I have been puttering around the house doing this and that...and not get anything really finished. I started pulling weeds, and that bored me, I started doing laundry but really don't care to fold it. Dishes I have looked at and thought about doing...obviously did not think too hard about it; they are still sitting in the sink begging to be done. I did a little work on my painting, but I need to let it dry before I can finish it up.
Along with doing this and that around the house I have been overthinking. Overthinking is never good, never, ever good.
One million and one thoughts racing through my head all the stuff that can wrong but nothing can go right, how I loathe my negative thinking. Though I have had a nice break from it. Now one must gorge ones feeling, to be able to let it go.
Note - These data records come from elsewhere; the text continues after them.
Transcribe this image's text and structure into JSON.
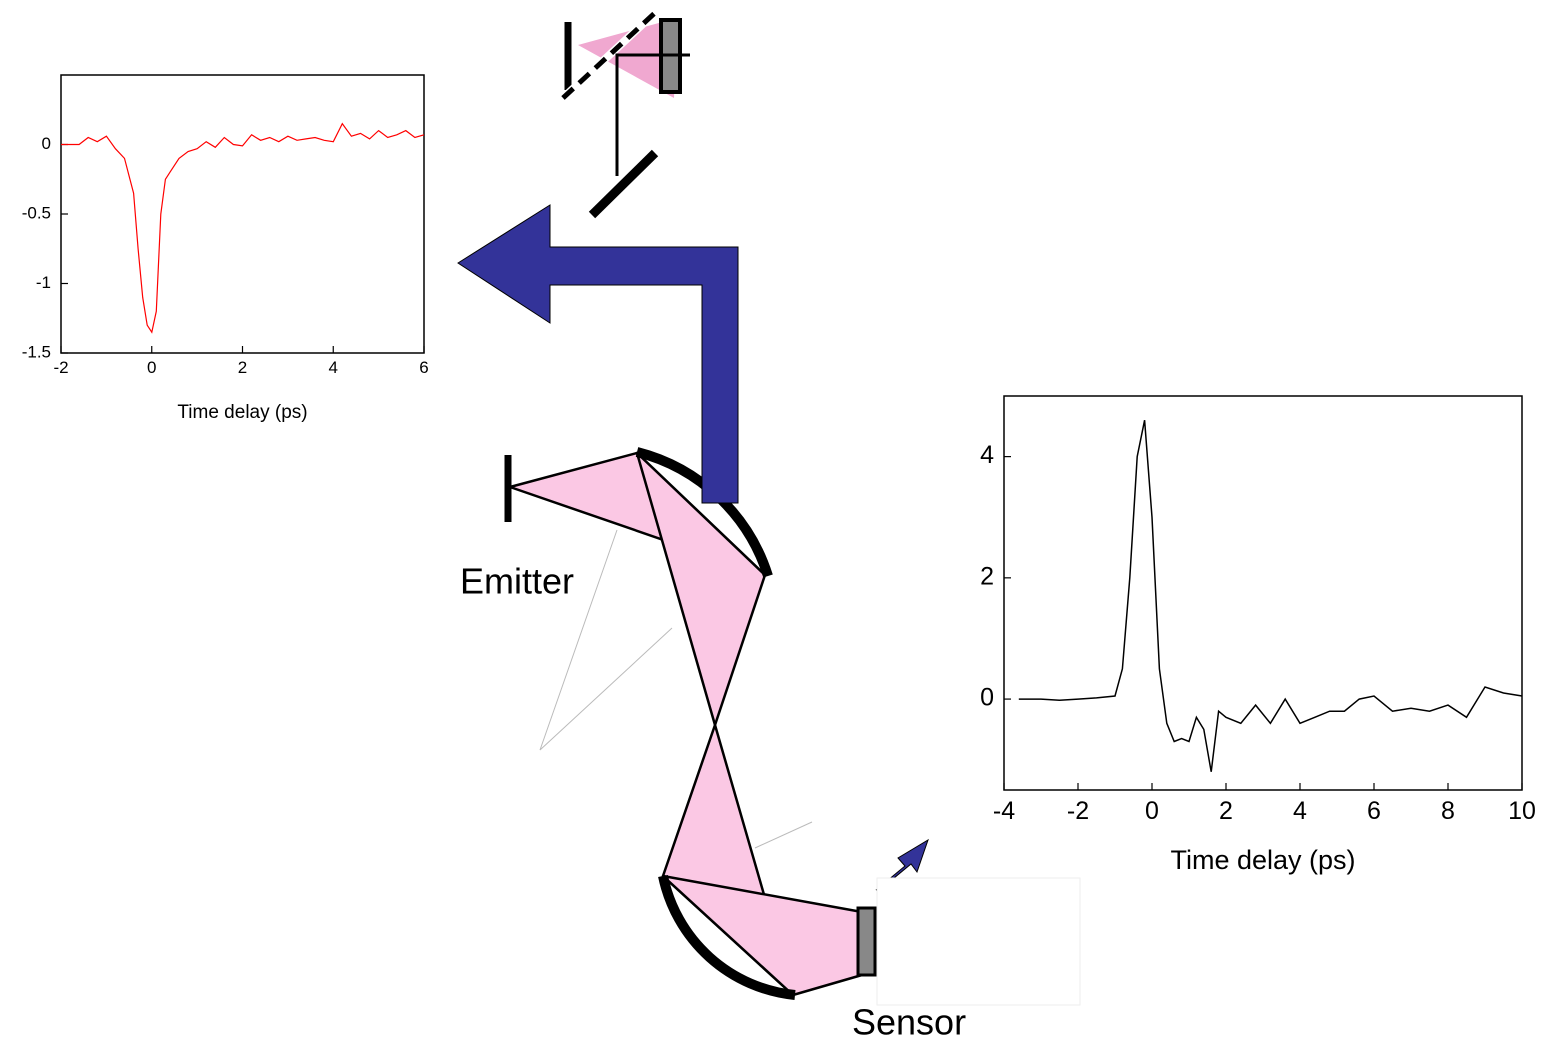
{
  "labels": {
    "emitter": "Emitter",
    "sensor": "Sensor"
  },
  "chart_data": [
    {
      "type": "line",
      "xlabel": "Time delay (ps)",
      "color": "#ff0000",
      "xlim": [
        -2,
        6
      ],
      "xticks": [
        -2,
        0,
        2,
        4,
        6
      ],
      "ylim": [
        -1.5,
        0.5
      ],
      "yticks": [
        0,
        -0.5,
        -1,
        -1.5
      ],
      "x": [
        -2,
        -1.6,
        -1.4,
        -1.2,
        -1,
        -0.8,
        -0.6,
        -0.4,
        -0.3,
        -0.2,
        -0.1,
        0,
        0.1,
        0.2,
        0.3,
        0.4,
        0.6,
        0.8,
        1,
        1.2,
        1.4,
        1.6,
        1.8,
        2,
        2.2,
        2.4,
        2.6,
        2.8,
        3,
        3.2,
        3.4,
        3.6,
        3.8,
        4,
        4.2,
        4.4,
        4.6,
        4.8,
        5,
        5.2,
        5.4,
        5.6,
        5.8,
        6
      ],
      "values": [
        0,
        0,
        0.05,
        0.02,
        0.06,
        -0.03,
        -0.1,
        -0.35,
        -0.75,
        -1.1,
        -1.3,
        -1.35,
        -1.2,
        -0.5,
        -0.25,
        -0.2,
        -0.1,
        -0.05,
        -0.03,
        0.02,
        -0.02,
        0.05,
        0,
        -0.01,
        0.07,
        0.03,
        0.05,
        0.02,
        0.06,
        0.03,
        0.04,
        0.05,
        0.03,
        0.02,
        0.15,
        0.06,
        0.08,
        0.04,
        0.1,
        0.05,
        0.07,
        0.1,
        0.05,
        0.07
      ]
    },
    {
      "type": "line",
      "xlabel": "Time delay (ps)",
      "color": "#000000",
      "xlim": [
        -4,
        10
      ],
      "xticks": [
        -4,
        -2,
        0,
        2,
        4,
        6,
        8,
        10
      ],
      "ylim": [
        -1.5,
        5
      ],
      "yticks": [
        0,
        2,
        4
      ],
      "x": [
        -3.6,
        -3,
        -2.5,
        -2,
        -1.5,
        -1,
        -0.8,
        -0.6,
        -0.4,
        -0.2,
        0,
        0.2,
        0.4,
        0.6,
        0.8,
        1,
        1.2,
        1.4,
        1.6,
        1.8,
        2,
        2.4,
        2.8,
        3.2,
        3.6,
        4,
        4.4,
        4.8,
        5.2,
        5.6,
        6,
        6.5,
        7,
        7.5,
        8,
        8.5,
        9,
        9.5,
        10
      ],
      "values": [
        0,
        0,
        -0.02,
        0,
        0.02,
        0.05,
        0.5,
        2,
        4,
        4.6,
        3,
        0.5,
        -0.4,
        -0.7,
        -0.65,
        -0.7,
        -0.3,
        -0.5,
        -1.2,
        -0.2,
        -0.3,
        -0.4,
        -0.1,
        -0.4,
        0,
        -0.4,
        -0.3,
        -0.2,
        -0.2,
        0,
        0.05,
        -0.2,
        -0.15,
        -0.2,
        -0.1,
        -0.3,
        0.2,
        0.1,
        0.05
      ]
    }
  ]
}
I hate when I get all subbie with a man, it sucks but yet I crave it. I really like my new Dom, he is a fantastic man, he makes me feel good inside and out. I know the relationship is new, I know good things can come of it....but I want to run. I am getting scared that I will fall for him, I don't like that feeling, it is a feeling of losing control. I don't want to let my controll go once again, and get burned. And I was doing good with maintaining my control, keeping my composure but I feel it slipping and once I give it to him I know the chase is gone and I will be left feeling empty and used.
I can't do that again, I just don't have it is me.
Also I found out that he is only four months out of his last relationship, he was with her for 1 1/2 years, and they were planning on moving in together. I am first girl since break up, which leaves me once again a rebound girl. Rebound girl is not a fun role to play, it sucks. Why? Just why is it that I run into this, there must be something about me, and I don't know what it is...it is so frustrating.
I enjoy playing with him, he is very effective with his hands and belt...very yummy for my masochist. There is a trust there, there is a mutational respect, he seems to care very much. But I know how rebounds go, and though his intentions are good, and pure I know how quick one can swich. I know how easy I am to replace, and how easy I am to hurt.
I can't do it again, I don't have it in me.
I can let this ride out, and I can hope that I am the exception. But I know better, people are people and as unique as we may want to make ourselves seem, we all travel in the the same predictability. Call me cynical (tis the truth) but cynicism does have its place and more often than not it is right on target.